Another year, another mindless sequel. Make it stop

Words: Brett Elston, GamesRadar US

4 - Romance of the Three Kingdoms
Number of games in series - 11
Average score from Metacritic - 7.2

Take the same premise behind Dynasty Warriors and replace all that button mashing action with carefully planned out menu selections. Overthrow a feuding China by gently tapping the confirm button countless times as sleepy classical music hums in the background. Marvel at the 16-bit graphics on your PS2 and think how great it is to pretend you own most of the tiny squares that pepper the tile-based landscape. Recruit kinda-historically accurate officers to reap wheat, invade neighboring cities or train your brainless army. Wait don't leave, we're not done lulling you to sleep with all our Romance knowledge.

So here's a game that works perfectly fine on its own, but as a whole, across 11 entries, has done little to nothing to attract a new audience. The scores usually hit in the "you like it or you don't" area, and that's been the case since the series' inception. Microscopic changes here and there do not a new game make, yet here we are with a series that includes "3D graphics!" as a selling point. Um, how about some energy in the presentation or something?

It doesn't have to be rock anthems and weedly-deedly guitar riffs, just something to spice up the gameplay. Put something in there that makes you go "damn Romance XII makes Romance IV look like Romance XI!" Otherwise this is just another Koei series that's more concerned with slapping a number on a box and shipping it than creating something truly new for the player. Then again, if they're happy buying the same thing over and over, where's the incentive to innovate? The ball's in your court, Romance fans.

Above: There are as many Gundam games as there are fish in the sea

3 - Gundam
Number of games in series - 15 (US)
Average score from Metacritic - 5.9

To the average Japanese gamer, insulting the Gundam universe is on par with socking their mother in the face with a flaming crowbar. Anyone who's spent five minutes in Japan knows how entrenched this franchise is within the general populace. Multiple stores within spitting distance of each other stock countless racks of robotic merchandise ranging from models to toys to socks to balloons to toothbrushes. If it's white, pointy and can hold a gun, it sells. Gundam is Japan's very own Star Wars, a world within a world that will never go away.
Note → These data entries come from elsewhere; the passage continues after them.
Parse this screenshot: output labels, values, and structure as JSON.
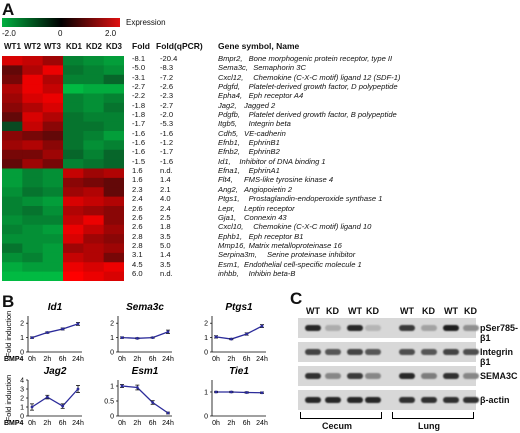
{
  "panelA": {
    "letter": "A",
    "colorbar": {
      "label": "Expression",
      "min": "-2.0",
      "mid": "0",
      "max": "2.0",
      "low_color": "#00b040",
      "mid_color": "#000000",
      "high_color": "#e01010"
    },
    "samples": [
      "WT1",
      "WT2",
      "WT3",
      "KD1",
      "KD2",
      "KD3"
    ],
    "headers": {
      "fold": "Fold",
      "fold_qpcr": "Fold(qPCR)",
      "gene": "Gene symbol, Name"
    },
    "rows": [
      {
        "fold": "-8.1",
        "qpcr": "-20.4",
        "symbol": "Bmpr2,",
        "name": "Bone morphogenic protein receptor, type II"
      },
      {
        "fold": "-5.0",
        "qpcr": "-8.3",
        "symbol": "Sema3c,",
        "name": "Semaphorin 3C"
      },
      {
        "fold": "-3.1",
        "qpcr": "-7.2",
        "symbol": "Cxcl12,",
        "name": "Chemokine (C-X-C motif) ligand 12 (SDF-1)"
      },
      {
        "fold": "-2.7",
        "qpcr": "-2.6",
        "symbol": "Pdgfd,",
        "name": "Platelet-derived growth factor, D polypeptide"
      },
      {
        "fold": "-2.2",
        "qpcr": "-2.3",
        "symbol": "Epha4,",
        "name": "Eph receptor A4"
      },
      {
        "fold": "-1.8",
        "qpcr": "-2.7",
        "symbol": "Jag2,",
        "name": "Jagged 2"
      },
      {
        "fold": "-1.8",
        "qpcr": "-2.0",
        "symbol": "Pdgfb,",
        "name": "Platelet derived growth factor, B polypeptide"
      },
      {
        "fold": "-1.7",
        "qpcr": "-5.3",
        "symbol": "Itgb5,",
        "name": "Integrin beta"
      },
      {
        "fold": "-1.6",
        "qpcr": "-1.6",
        "symbol": "Cdh5,",
        "name": "VE-cadherin"
      },
      {
        "fold": "-1.6",
        "qpcr": "-1.2",
        "symbol": "Efnb1,",
        "name": "EphrinB1"
      },
      {
        "fold": "-1.6",
        "qpcr": "-1.7",
        "symbol": "Efnb2,",
        "name": "EphrinB2"
      },
      {
        "fold": "-1.5",
        "qpcr": "-1.6",
        "symbol": "Id1,",
        "name": "Inhibitor of DNA binding 1"
      },
      {
        "fold": "1.6",
        "qpcr": "n.d.",
        "symbol": "Efna1,",
        "name": "EphrinA1"
      },
      {
        "fold": "1.6",
        "qpcr": "1.4",
        "symbol": "Flt4,",
        "name": "FMS-like tyrosine kinase 4"
      },
      {
        "fold": "2.3",
        "qpcr": "2.1",
        "symbol": "Ang2,",
        "name": "Angiopoietin 2"
      },
      {
        "fold": "2.4",
        "qpcr": "4.0",
        "symbol": "Ptgs1,",
        "name": "Prostaglandin-endoperoxide synthase 1"
      },
      {
        "fold": "2.6",
        "qpcr": "2.4",
        "symbol": "Lepr,",
        "name": "Leptin receptor"
      },
      {
        "fold": "2.6",
        "qpcr": "2.5",
        "symbol": "Gja1,",
        "name": "Connexin 43"
      },
      {
        "fold": "2.6",
        "qpcr": "1.8",
        "symbol": "Cxcl10,",
        "name": "Chemokine (C-X-C motif) ligand 10"
      },
      {
        "fold": "2.8",
        "qpcr": "3.5",
        "symbol": "Ephb1,",
        "name": "Eph receptor B1"
      },
      {
        "fold": "2.8",
        "qpcr": "5.0",
        "symbol": "Mmp16,",
        "name": "Matrix metalloproteinase 16"
      },
      {
        "fold": "3.1",
        "qpcr": "1.4",
        "symbol": "Serpina3m,",
        "name": "Serine proteinase inhibitor"
      },
      {
        "fold": "4.5",
        "qpcr": "3.5",
        "symbol": "Esm1,",
        "name": "Endothelial cell-specific molecule 1"
      },
      {
        "fold": "6.0",
        "qpcr": "n.d.",
        "symbol": "inhbb,",
        "name": "Inhibin beta-B"
      }
    ],
    "heatmap": [
      [
        0.8,
        0.7,
        0.5,
        -0.5,
        -0.6,
        -0.7
      ],
      [
        0.2,
        0.6,
        0.9,
        -0.4,
        -0.5,
        -0.6
      ],
      [
        0.3,
        0.9,
        0.6,
        -0.5,
        -0.5,
        -0.3
      ],
      [
        0.6,
        0.9,
        0.7,
        -0.9,
        -0.8,
        -0.8
      ],
      [
        0.5,
        0.8,
        0.9,
        -0.5,
        -0.6,
        -0.5
      ],
      [
        0.4,
        0.6,
        0.8,
        -0.5,
        -0.6,
        -0.4
      ],
      [
        0.2,
        0.8,
        0.6,
        -0.4,
        -0.5,
        -0.5
      ],
      [
        -0.1,
        0.7,
        0.4,
        -0.4,
        -0.4,
        -0.5
      ],
      [
        0.4,
        0.3,
        0.2,
        -0.4,
        -0.5,
        -0.7
      ],
      [
        0.5,
        0.6,
        0.4,
        -0.4,
        -0.6,
        -0.5
      ],
      [
        0.3,
        0.3,
        0.5,
        -0.3,
        -0.5,
        -0.3
      ],
      [
        0.2,
        0.5,
        0.3,
        -0.5,
        -0.4,
        -0.3
      ],
      [
        -0.7,
        -0.5,
        -0.6,
        0.7,
        0.5,
        0.6
      ],
      [
        -0.7,
        -0.5,
        -0.6,
        0.4,
        0.3,
        0.2
      ],
      [
        -0.6,
        -0.4,
        -0.5,
        0.5,
        0.6,
        0.2
      ],
      [
        -0.5,
        -0.6,
        -0.7,
        0.8,
        0.7,
        0.6
      ],
      [
        -0.5,
        -0.4,
        -0.6,
        0.6,
        0.5,
        0.4
      ],
      [
        -0.6,
        -0.5,
        -0.5,
        0.7,
        0.9,
        0.4
      ],
      [
        -0.5,
        -0.6,
        -0.7,
        0.9,
        0.7,
        0.5
      ],
      [
        -0.6,
        -0.6,
        -0.6,
        0.8,
        0.5,
        0.4
      ],
      [
        -0.4,
        -0.6,
        -0.7,
        0.5,
        0.6,
        0.5
      ],
      [
        -0.6,
        -0.5,
        -0.7,
        0.7,
        0.6,
        0.3
      ],
      [
        -0.8,
        -0.7,
        -0.7,
        0.9,
        0.8,
        0.9
      ],
      [
        -0.9,
        -0.9,
        -0.9,
        1.0,
        0.9,
        0.8
      ]
    ]
  },
  "panelB": {
    "letter": "B",
    "ylabel": "Fold induction",
    "xlabel_prefix": "BMP4",
    "timepoints": [
      "0h",
      "2h",
      "6h",
      "24h"
    ],
    "line_color": "#2b2b9a",
    "chart_data": [
      {
        "type": "line",
        "title": "Id1",
        "x": [
          "0h",
          "2h",
          "6h",
          "24h"
        ],
        "y": [
          1.0,
          1.35,
          1.6,
          1.95
        ],
        "err": [
          0.05,
          0.05,
          0.07,
          0.1
        ],
        "ylim": [
          0,
          2.5
        ],
        "yticks": [
          0,
          1,
          2
        ],
        "ylabel": "Fold induction"
      },
      {
        "type": "line",
        "title": "Sema3c",
        "x": [
          "0h",
          "2h",
          "6h",
          "24h"
        ],
        "y": [
          1.0,
          0.95,
          1.0,
          1.4
        ],
        "err": [
          0.05,
          0.04,
          0.04,
          0.12
        ],
        "ylim": [
          0,
          2.5
        ],
        "yticks": [
          0,
          1,
          2
        ],
        "ylabel": ""
      },
      {
        "type": "line",
        "title": "Ptgs1",
        "x": [
          "0h",
          "2h",
          "6h",
          "24h"
        ],
        "y": [
          1.05,
          0.9,
          1.25,
          1.8
        ],
        "err": [
          0.08,
          0.05,
          0.08,
          0.1
        ],
        "ylim": [
          0,
          2.5
        ],
        "yticks": [
          0,
          1,
          2
        ],
        "ylabel": ""
      },
      {
        "type": "line",
        "title": "Jag2",
        "x": [
          "0h",
          "2h",
          "6h",
          "24h"
        ],
        "y": [
          1.0,
          2.1,
          1.1,
          3.0
        ],
        "err": [
          0.35,
          0.2,
          0.25,
          0.4
        ],
        "ylim": [
          0,
          4
        ],
        "yticks": [
          0,
          1,
          2,
          3,
          4
        ],
        "ylabel": "Fold induction"
      },
      {
        "type": "line",
        "title": "Esm1",
        "x": [
          "0h",
          "2h",
          "6h",
          "24h"
        ],
        "y": [
          1.0,
          0.95,
          0.45,
          0.1
        ],
        "err": [
          0.05,
          0.08,
          0.06,
          0.03
        ],
        "ylim": [
          0,
          1.2
        ],
        "yticks": [
          0,
          0.5,
          1
        ],
        "ylabel": ""
      },
      {
        "type": "line",
        "title": "Tie1",
        "x": [
          "0h",
          "2h",
          "6h",
          "24h"
        ],
        "y": [
          1.0,
          1.0,
          0.98,
          0.97
        ],
        "err": [
          0.03,
          0.03,
          0.03,
          0.03
        ],
        "ylim": [
          0,
          1.5
        ],
        "yticks": [
          0,
          1
        ],
        "ylabel": ""
      }
    ]
  },
  "panelC": {
    "letter": "C",
    "lanes": [
      "WT",
      "KD",
      "WT",
      "KD",
      "WT",
      "KD",
      "WT",
      "KD"
    ],
    "blots": [
      "pSer785-β1",
      "Integrin β1",
      "SEMA3C",
      "β-actin"
    ],
    "tissues": [
      "Cecum",
      "Lung"
    ],
    "band_intensity": [
      [
        0.85,
        0.15,
        0.85,
        0.1,
        0.75,
        0.2,
        0.9,
        0.3
      ],
      [
        0.7,
        0.6,
        0.7,
        0.6,
        0.65,
        0.6,
        0.7,
        0.65
      ],
      [
        0.8,
        0.35,
        0.75,
        0.35,
        0.85,
        0.4,
        0.8,
        0.35
      ],
      [
        0.85,
        0.85,
        0.85,
        0.85,
        0.8,
        0.8,
        0.8,
        0.8
      ]
    ]
  }
}
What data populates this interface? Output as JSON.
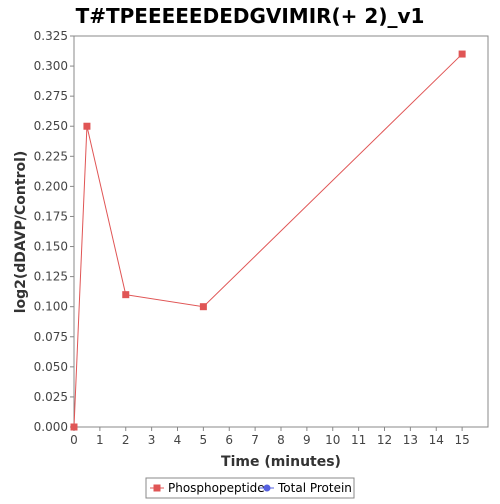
{
  "chart_data": {
    "type": "line",
    "title": "T#TPEEEEEDEDGVIMIR(+ 2)_v1",
    "xlabel": "Time (minutes)",
    "ylabel": "log2(dDAVP/Control)",
    "xlim": [
      0,
      16
    ],
    "ylim": [
      0,
      0.325
    ],
    "x_ticks": [
      0,
      1,
      2,
      3,
      4,
      5,
      6,
      7,
      8,
      9,
      10,
      11,
      12,
      13,
      14,
      15
    ],
    "y_ticks": [
      0.0,
      0.025,
      0.05,
      0.075,
      0.1,
      0.125,
      0.15,
      0.175,
      0.2,
      0.225,
      0.25,
      0.275,
      0.3,
      0.325
    ],
    "x_tick_labels": [
      "0",
      "1",
      "2",
      "3",
      "4",
      "5",
      "6",
      "7",
      "8",
      "9",
      "10",
      "11",
      "12",
      "13",
      "14",
      "15"
    ],
    "y_tick_labels": [
      "0.000",
      "0.025",
      "0.050",
      "0.075",
      "0.100",
      "0.125",
      "0.150",
      "0.175",
      "0.200",
      "0.225",
      "0.250",
      "0.275",
      "0.300",
      "0.325"
    ],
    "grid": false,
    "legend_position": "bottom",
    "series": [
      {
        "name": "Phosphopeptide",
        "color": "#e05555",
        "marker": "square",
        "x": [
          0,
          0.5,
          2,
          5,
          15
        ],
        "y": [
          0.0,
          0.25,
          0.11,
          0.1,
          0.31
        ]
      },
      {
        "name": "Total Protein",
        "color": "#5560e0",
        "marker": "circle",
        "x": [],
        "y": []
      }
    ]
  }
}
Despite its legendary status, the games are downright terrible. The Gundam universe didn't make its grand US entrance until 2000, yet since then we've already seen 15 games blob onto store shelves. That ludicrous number is ignoring the countless Japan-only releases that go as far back as the NES and as wide as the Wonderswan Color. And, just like Armored Core, somehow the concept of giant robots wielding arm cannons and laser swords manages to be dull, lifeless and repetitive. How in the world is that possible, and why do people keep lapping it up? Take a stand and let one or two of these turds flop so the developers get the hint. Even the PS3 game, Crossfire, which should have knocked our eyeballs into our ankles, failed to impress in any way at all. Zuh?

There's another one on the way for PS3 and more still for Wii and 360, but will there ever be a definitive giant robot break 'emup?